The S&P 500 was down 0.7% in morning trading. It’s coming off a three-day losing streak after setting an all-time high last week
US stock indexes are bracing for another tumble this Tuesday, as fresh signs emerge that inflation, tariffs, and a slew of policies from Washington are dampening consumer spirits about the economy’s prospects.
The S&P 500 dipped by 0.7% during morning trades, following a three-day dip despite hitting a record high last week. Meanwhile, the Dow Jones Industrial Average dropped 78 points, or 0.2%, as of 10:15 a. m.
Eastern time, with the Nasdaq composite taking a steeper dive at 1.4% lower. The American stock market has been on the back foot since last week, hit by a series of economic reports falling short of expectations. This Tuesday, new data revealed a sharper-than-anticipated decline in US consumer confidence.
For the first time since June, a key gauge of consumers’ near-term outlook slipped below a level often seen as a harbinger of recession, as per the Conference Board. The growing gloom was widespread, spanning various age groups and income brackets.
“There was a sharp increase in the mentions of trade and tariffs, back to a level unseen since 2019,” noted Stephanie Guichard, senior economist for global indicators at the Conference Board. “Most notably, comments on the current Administration and its policies dominated the responses.”

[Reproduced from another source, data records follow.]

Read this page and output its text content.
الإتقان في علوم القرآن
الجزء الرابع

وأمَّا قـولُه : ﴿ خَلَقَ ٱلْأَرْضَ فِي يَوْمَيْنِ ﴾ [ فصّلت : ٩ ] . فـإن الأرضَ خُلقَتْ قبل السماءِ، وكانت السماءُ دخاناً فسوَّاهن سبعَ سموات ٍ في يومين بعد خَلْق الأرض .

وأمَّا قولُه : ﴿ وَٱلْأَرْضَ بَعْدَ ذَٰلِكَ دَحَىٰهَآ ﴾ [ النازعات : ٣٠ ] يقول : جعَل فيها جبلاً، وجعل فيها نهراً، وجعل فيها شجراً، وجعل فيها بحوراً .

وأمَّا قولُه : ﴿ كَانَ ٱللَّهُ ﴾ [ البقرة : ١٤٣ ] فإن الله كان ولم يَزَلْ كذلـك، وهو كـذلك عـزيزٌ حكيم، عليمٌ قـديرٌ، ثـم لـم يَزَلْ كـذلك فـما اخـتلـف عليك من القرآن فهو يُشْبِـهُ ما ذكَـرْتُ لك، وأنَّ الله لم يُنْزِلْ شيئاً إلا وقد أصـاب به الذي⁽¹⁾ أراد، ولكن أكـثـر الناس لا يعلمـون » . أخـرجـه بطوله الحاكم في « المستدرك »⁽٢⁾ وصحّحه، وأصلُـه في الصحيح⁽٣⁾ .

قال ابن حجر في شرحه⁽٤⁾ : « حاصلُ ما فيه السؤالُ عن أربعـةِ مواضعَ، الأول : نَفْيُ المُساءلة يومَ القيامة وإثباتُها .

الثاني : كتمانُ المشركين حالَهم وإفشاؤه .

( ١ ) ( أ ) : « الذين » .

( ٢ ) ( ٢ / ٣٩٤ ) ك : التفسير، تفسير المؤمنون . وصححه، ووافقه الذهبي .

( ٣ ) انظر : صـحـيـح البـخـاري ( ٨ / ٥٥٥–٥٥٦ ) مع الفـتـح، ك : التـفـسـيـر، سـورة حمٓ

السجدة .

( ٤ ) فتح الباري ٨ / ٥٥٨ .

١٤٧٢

Market pressure also came from previously soaring high-growth stocks, with Nvidia dropping 3.3%, and Tesla plummeting 5.8%. Bitcoin took a hit, plummeting towards $87,000, which in turn affected the shares of companies within the crypto sector. MicroStrategy, a firm that has raised funds specifically to invest in bitcoin and now operates under the name Strategy, saw its shares drop by 9.9%.
Zoom Communications also experienced a 9.3% fall in share price despite reporting better-than-expected results for the latest quarter. UBS analysts attributed this to the company’s revenue growth forecast for the upcoming year, which fell slightly short of their own predictions.

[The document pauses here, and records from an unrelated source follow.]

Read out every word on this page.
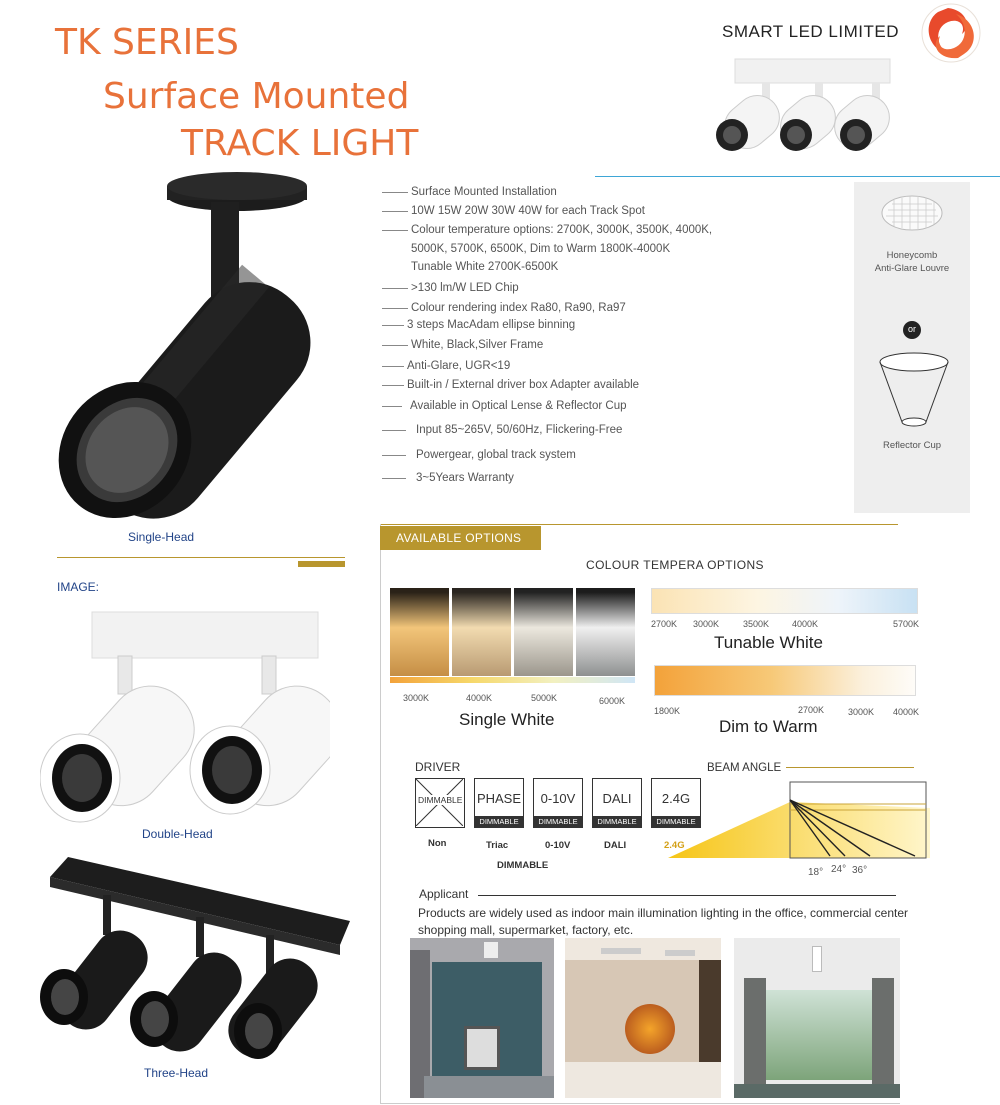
TK SERIES
Surface Mounted
TRACK LIGHT
SMART LED LIMITED
Single-Head
IMAGE:
Surface Mounted Installation
10W 15W 20W 30W 40W for each Track Spot
Colour temperature options: 2700K, 3000K, 3500K, 4000K,
5000K, 5700K, 6500K, Dim to Warm 1800K-4000K
Tunable White 2700K-6500K
>130 lm/W LED Chip
Colour rendering index Ra80, Ra90, Ra97
3 steps MacAdam ellipse binning
White, Black,Silver Frame
Anti-Glare, UGR<19
Built-in / External driver box Adapter available
Available in Optical Lense & Reflector Cup
Input 85~265V, 50/60Hz, Flickering-Free
Powergear, global track system
3~5Years Warranty
Honeycomb
Anti-Glare Louvre
or
Reflector Cup
Double-Head
Three-Head
AVAILABLE OPTIONS
COLOUR TEMPERA OPTIONS
3000K	4000K	5000K	6000K
Single White
2700K 3000K	3500K	4000K	5700K
Tunable White
1800K	2700K	3000K 4000K
Dim to Warm
DRIVER
DIMMABLE PHASE
DIMMABLE
0-10V
DIMMABLE
DALI
DIMMABLE
2.4G
DIMMABLE
Non	Triac	0-10V	DALI
DIMMABLE
BEAM ANGLE
18° 24° 36°
2.4G
Applicant
Products are widely used as indoor main illumination lighting in the office, commercial center
shopping mall, supermarket, factory, etc.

However, these losses were somewhat offset by a 3% rise in Home Depot shares after the company reported higher profits for the latest quarter than anticipated. Despite this, CEO Ted Decker acknowledged that the retailer is grappling with an uncertain economy and increased interest rates, which limit customers’ home improvement spending.
The company’s financial forecasts for 2025 also failed to meet analysts’ expectations. Keurig Dr Pepper saw a 3.9% increase in shares after the company, known for brands like Snapple, Canada Dry and K-cup coffees, reported better end-of-2024 results than predicted. The company’s US operations saw stronger growth compared to its international business, which faced challenges due to fluctuating foreign currency values.
While the flurry of profit reports is slowing down, all eyes are on Nvidia’s report due on Wednesday. The chipmaker has become one of Wall Street’s most influential stocks due to the high demand for its products.
Wednesday will see the first earnings report from chip giant and its CEO, Jensen Huang, since Chinese newcomer DeepSeek shook up the artificial intelligence sector by claiming it has developed a large language model that can compete with major U.S. competitors without needing the most high-end, costly chips. This has cast doubt on the anticipated investment in not only Nvidia’s chips but also the infrastructure surrounding the AI surge, including power for large data centres.
In the bond market, Treasury yields have retreated as the policies of President Donald Trump continue to send shockwaves globally. In a significant shift under Trump’s administration, the United States broke ranks with its European allies by refusing to hold Russia accountable for its invasion of Ukraine in three U.N. resolutions voted on Monday, aimed at ending the three-year conflict.
Furthermore, Trump has recently ruffled feathers among US. trade partners, threatening to increase tariffs and encouraging them to retaliate with their own import taxes. On Monday, Trump confirmed that tariff hikes on imports from Canada and Mexico would proceed after a one-month delay.
The yield on the 10-year Treasury dropped to 4.29% from 4.40% late Monday. Overseas stock markets presented a mixed picture, with indices fluctuating in Europe following declines across much of Asia. Tokyo’s Nikkei 225 fell by 1.4% as markets in Japan resumed trading after Monday’s public holiday.